German football has been engulfed by claims
that a $7.2 million payment to FIFA was used to purchase the
votes of four members of FIFA's executive committee in 2000 - days before
Germany narrowly won the right to host the 2006 finals.
Beckenbauer, like the former chief of
Germany's football association Wolfgang Niersbach, has insisted that no bribery
was involved and that the sum had to be paid to FIFA in order to obtain a
bigger grant from world football's governing body.
But Blatter called the claim
"absurd" in an interview with Der Spiegel magazine.
"Pay money to get money? No. There's
no such thing at FIFA," said the 79-year-old, adding that the German
Football Association (DFB) "must clear up this affair".

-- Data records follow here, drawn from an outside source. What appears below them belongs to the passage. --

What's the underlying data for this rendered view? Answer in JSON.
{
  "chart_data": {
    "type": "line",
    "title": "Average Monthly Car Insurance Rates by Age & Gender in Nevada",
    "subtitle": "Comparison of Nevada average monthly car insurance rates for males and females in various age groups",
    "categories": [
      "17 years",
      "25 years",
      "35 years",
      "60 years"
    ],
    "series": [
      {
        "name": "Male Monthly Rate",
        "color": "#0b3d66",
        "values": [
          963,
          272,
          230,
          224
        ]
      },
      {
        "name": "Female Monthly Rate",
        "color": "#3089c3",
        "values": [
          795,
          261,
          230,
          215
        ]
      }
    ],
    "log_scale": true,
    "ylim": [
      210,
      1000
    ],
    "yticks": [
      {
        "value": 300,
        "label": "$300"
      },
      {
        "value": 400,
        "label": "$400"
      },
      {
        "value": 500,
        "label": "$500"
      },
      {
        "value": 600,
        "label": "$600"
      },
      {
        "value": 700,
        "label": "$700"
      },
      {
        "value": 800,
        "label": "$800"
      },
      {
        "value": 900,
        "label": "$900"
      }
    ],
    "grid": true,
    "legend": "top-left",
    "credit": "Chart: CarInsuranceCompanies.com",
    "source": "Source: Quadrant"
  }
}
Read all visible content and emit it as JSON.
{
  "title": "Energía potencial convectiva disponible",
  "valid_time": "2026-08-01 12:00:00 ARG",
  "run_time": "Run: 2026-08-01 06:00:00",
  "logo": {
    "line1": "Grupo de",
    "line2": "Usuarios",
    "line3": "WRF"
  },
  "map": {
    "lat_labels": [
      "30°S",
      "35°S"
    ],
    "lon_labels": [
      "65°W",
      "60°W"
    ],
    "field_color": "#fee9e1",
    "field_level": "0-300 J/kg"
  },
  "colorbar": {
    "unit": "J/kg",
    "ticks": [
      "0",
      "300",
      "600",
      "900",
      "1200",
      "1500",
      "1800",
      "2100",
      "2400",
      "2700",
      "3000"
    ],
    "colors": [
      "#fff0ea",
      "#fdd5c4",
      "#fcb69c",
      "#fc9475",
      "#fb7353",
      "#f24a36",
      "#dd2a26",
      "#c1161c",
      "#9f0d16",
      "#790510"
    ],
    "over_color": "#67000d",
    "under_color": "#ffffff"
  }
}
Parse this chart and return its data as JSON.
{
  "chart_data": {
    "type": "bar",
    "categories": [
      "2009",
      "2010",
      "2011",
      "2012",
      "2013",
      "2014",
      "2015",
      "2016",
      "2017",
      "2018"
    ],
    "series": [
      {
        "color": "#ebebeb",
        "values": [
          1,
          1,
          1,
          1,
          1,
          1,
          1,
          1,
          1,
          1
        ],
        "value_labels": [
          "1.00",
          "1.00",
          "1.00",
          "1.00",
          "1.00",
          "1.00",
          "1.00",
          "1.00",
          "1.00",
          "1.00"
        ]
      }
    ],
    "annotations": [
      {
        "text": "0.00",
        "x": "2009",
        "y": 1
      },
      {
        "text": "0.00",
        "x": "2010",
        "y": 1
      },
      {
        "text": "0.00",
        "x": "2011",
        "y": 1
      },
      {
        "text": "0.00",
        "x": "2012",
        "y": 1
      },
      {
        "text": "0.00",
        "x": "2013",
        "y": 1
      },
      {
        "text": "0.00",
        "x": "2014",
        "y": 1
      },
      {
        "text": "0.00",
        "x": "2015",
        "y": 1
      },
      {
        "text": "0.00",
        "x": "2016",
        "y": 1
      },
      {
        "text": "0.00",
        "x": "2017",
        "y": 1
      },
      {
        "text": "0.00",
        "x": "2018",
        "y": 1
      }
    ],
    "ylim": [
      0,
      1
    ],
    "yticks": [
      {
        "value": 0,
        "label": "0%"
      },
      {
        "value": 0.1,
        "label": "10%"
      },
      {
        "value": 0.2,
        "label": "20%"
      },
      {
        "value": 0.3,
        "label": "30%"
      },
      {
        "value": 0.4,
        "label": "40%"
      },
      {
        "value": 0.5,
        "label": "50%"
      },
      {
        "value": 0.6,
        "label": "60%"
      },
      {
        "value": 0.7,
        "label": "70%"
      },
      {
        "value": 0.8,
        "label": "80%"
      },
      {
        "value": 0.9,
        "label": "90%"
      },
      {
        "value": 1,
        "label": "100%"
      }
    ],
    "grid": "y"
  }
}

"There are always documents for
anything to do with money. If the DFB is unable to provide documents, then it
should approach FIFA to get to the bottom of the issue," he said.
Beckenbauer, who led Germany's successful
bid for the World Cup, is under investigation by FIFA, although the governing
body has not revealed why he was being probed.
Blatter himself is suspended by the
organisation he has headed for 17 years, and faces a hearing at the ethics
committee next week over allegations of corruption.
The graft row against the Blatter had
erupted over a $2 million payment made by FIFA to UEFA chief
Michel Platini in 2011.
Platini has claimed it was for work done a
decade earlier. But both men now face lifetime bans from football over the
Blatter told Spiegel however that he was
"convinced he would not be punished".
Separately, Swiss prosecutors have said
they were targeting Blatter for possible criminal mismanagement during his
tenure as FIFA's president, including signing off on a disputed TV rights deal.